-
Notifications
You must be signed in to change notification settings - Fork 5.3k
New issue
Have a question about this project? Sign up for a free GitHub account to open an issue and contact its maintainers and the community.
By clicking “Sign up for GitHub”, you agree to our terms of service and privacy statement. We’ll occasionally send you account related emails.
Already on GitHub? Sign in to your account
Spanish Gigaword text based POCOLM and RNNLM training recipe #3136
base: master
Are you sure you want to change the base?
Spanish Gigaword text based POCOLM and RNNLM training recipe #3136
Conversation
Pull forward Kaldi master
s there a reason it doesn't make sense to just replace the current example with this? Are you using a graphemic or phonemic lexicon? A graphemic lexicon might be a reasonable choice in Spanish, for simplification. |
I included the e2e process of processing the Spanish Gigaword corpus downloaded, to training RNNLM using that data in stages 0,1 in run.sh. Also, you see > 0.4% absolute WER improvement on test partitions upon adding the Spanish Gigaword text to RNNLM training data.

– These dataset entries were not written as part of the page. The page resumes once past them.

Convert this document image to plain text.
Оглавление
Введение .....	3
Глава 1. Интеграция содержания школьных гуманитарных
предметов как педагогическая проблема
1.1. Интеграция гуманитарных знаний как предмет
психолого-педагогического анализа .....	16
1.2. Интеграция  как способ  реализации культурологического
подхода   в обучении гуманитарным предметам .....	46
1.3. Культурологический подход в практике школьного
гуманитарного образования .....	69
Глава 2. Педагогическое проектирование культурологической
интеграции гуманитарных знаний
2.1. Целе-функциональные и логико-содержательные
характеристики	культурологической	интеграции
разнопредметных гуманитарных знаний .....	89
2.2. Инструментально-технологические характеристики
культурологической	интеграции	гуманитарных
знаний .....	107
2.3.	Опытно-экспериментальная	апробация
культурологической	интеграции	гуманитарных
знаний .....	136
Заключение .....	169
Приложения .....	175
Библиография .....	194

I am using the same Callhome Spanish rules based lexicon, which is simplified to 36 phones, after removing accented letters and digits from the non-silence phones list. So, it is similar to graphemic lexicon. |
This issue has been automatically marked as stale because it has not had recent activity. It will be closed if no further activity occurs. Thank you for your contributions. |
This issue has been automatically closed by a bot strictly because of inactivity. This does not mean that we think that this issue is not important! If you believe it has been closed hastily, add a comment to the issue and mention @kkm000, and I'll gladly reopen it. |
This issue has been automatically marked as stale by a bot solely because it has not had recent activity. Please add any comment (simply 'ping' is enough) to prevent the issue from being closed for 60 more days if you believe it should be kept open. |
@saikiranvalluri, where we are on this? |
This issue has been automatically marked as stale by a bot solely because it has not had recent activity. Please add any comment (simply 'ping' is enough) to prevent the issue from being closed for 60 more days if you believe it should be kept open. |
We introduce the following features into the existing fisher_spanish recipe:
We achieved WER 20.84% WER on the Fisher Spanish test partition and 24.67% WER on Fisher dev partition, using the Gigaword text-based trained RNNLM rescoring, over the baseline 3-gram LM based decoded lattices.